PA State Senator Reminds Everyone What Happens if ‘Mounting Evidence’ Proves Election Was Compromised
A Republican state senator from Pennsylvania suggested the state legislature might be inclined to throw out the commonwealth’s presidential election results if the election is shown to have been “compromised.”
State Sen. Doug Mastriano indicated Saturday on Twitter that some Pennsylvania Republicans are considering a maneuver that would let the legislature select its own delegates to the Electoral College.
Citing “mounting evidence” of “corruption,” Mastriano laid out the legal basis for such a move.
In a thread on Twitter, the Republican signaled he and other Pennsylvania lawmakers take allegations of fraud and other voting irregularities seriously.
“There is mounting evidence that the PA presidential election was compromised,” Mastriano wrote.
“If this is the case, under Article II, Section 1.2 of the US Constitution, the state legislature has the sole authority to direct the manner of selecting delegates to the Electoral College,” he added.

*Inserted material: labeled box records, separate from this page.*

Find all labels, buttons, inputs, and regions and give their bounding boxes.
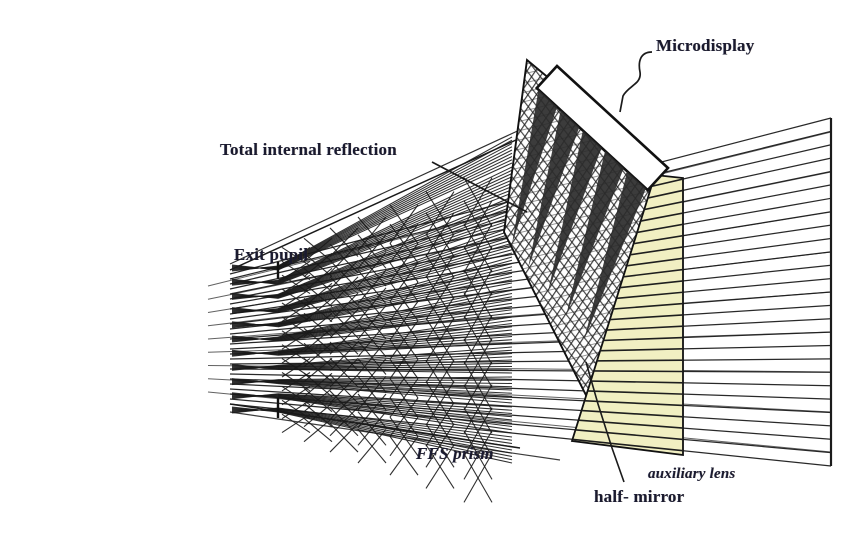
label-exit-pupil: Exit pupil	[234, 245, 308, 265]
label-half-mirror: half- mirror	[594, 487, 684, 507]
label-auxiliary-lens: auxiliary lens	[648, 466, 735, 483]
label-microdisplay: Microdisplay	[656, 36, 754, 56]
label-total-internal-reflection: Total internal reflection	[220, 140, 397, 160]
label-ffs-prism: FFS prism	[416, 444, 494, 464]
optical-diagram-figure: Microdisplay Total internal reflection E…	[0, 0, 859, 536]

Article II, Section 1 of the U.S. Constitution reads: “Each State shall appoint, in such Manner as the Legislature thereof may direct, a Number of Electors, equal to the whole Number of Senators and Representatives to which the State may be entitled in the Congress.”
In a separate tweet, Mastriano cited a potential need to void the election results so as to prevent voters from becoming disenfranchised.
“This power was given to the state legislature for the purpose of safeguarding the appointment of our President, specifically contemplating corruption and ensuring that the people are not disenfranchised through a corrupt election process,” he wrote.
Mastriano indicated he intends to push for the Republican-controlled legislature to appoint its own delegates should the election be shown to have been “compromised,” rather than allow the disputed results, which show Democrat Joe Biden winning the state, to stand.
“Therefore, we are introducing a Resolution to exercise our obligation and authority to appoint delegates to the Electoral College,” he tweeted.
President Donald Trump’s legal team has alleged widespread election fraud in the state. While there have been multiple alleged instances of voting irregularities in Pennsylvania and elsewhere, proof has yet to surface of widespread nefarious activity that affected the final results of the presidential election.
The Pennsylvania Republican made the announcement on Twitter a day after a Pennsylvania judge defended her decision to order a temporary halt to any actions to certify the state’s 2020 presidential election results pending a hearing on a lawsuit that seeks to void millions of potentially unconstitutional mail-in ballots.
Commonwealth Court Judge Patricia McCullough explained her reasoning for halting the certification process in a memorandum opinion on Friday.
Her Wednesday ruling had recognized legal issues with the mail-in ballots, rather than any arguments pertaining to alleged voter fraud.
A group of state Republicans, including Rep. Mike Kelly and 2020 congressional candidate Sean Parnell, filed a lawsuit claiming the state’s 2019 expansion of “no-excuse” mail-in voting “violated the state constitution’s limits on who can cast an absentee ballot,” Law360 reported.
“Petitioners appear to have established a likelihood to succeed on the merits because Petitioners have asserted the Constitution does not provide a mechanism for the legislature to allow for expansion of absentee voting without a constitutional amendment,” McCullough wrote Friday.
“Since this presents an issue of law which has already been thoroughly briefed by the parties, this Court can state that Petitioners have a likelihood of success on the merits of its Pennsylvania Constitutional claim.”
Under Pennsylvania law, any voter can choose to vote by mail, but to qualify for an absentee ballot, Pennsylvania voters must provide a valid reason to request such a ballot.
Act 77, which was signed into law in October 2019, created no excuse mail-in voting for all Pennsylvania voters and a 50-day period for voters to request and submit these ballots.
According to the lawsuit, these ballots should be deemed “unconstitutional” because Act 77 overrides legal limitations on absentee voting.
“Act 77 is the most expansive and fundamental change to the Pennsylvania voting code, implemented illegally, to date,” the plaintiffs wrote.
“[It] is another illegal attempt to override the limitations on absentee voting prescribed in the Pennsylvania Constitution, without first following the necessary procedure to amend the constitution to allow for the expansion.”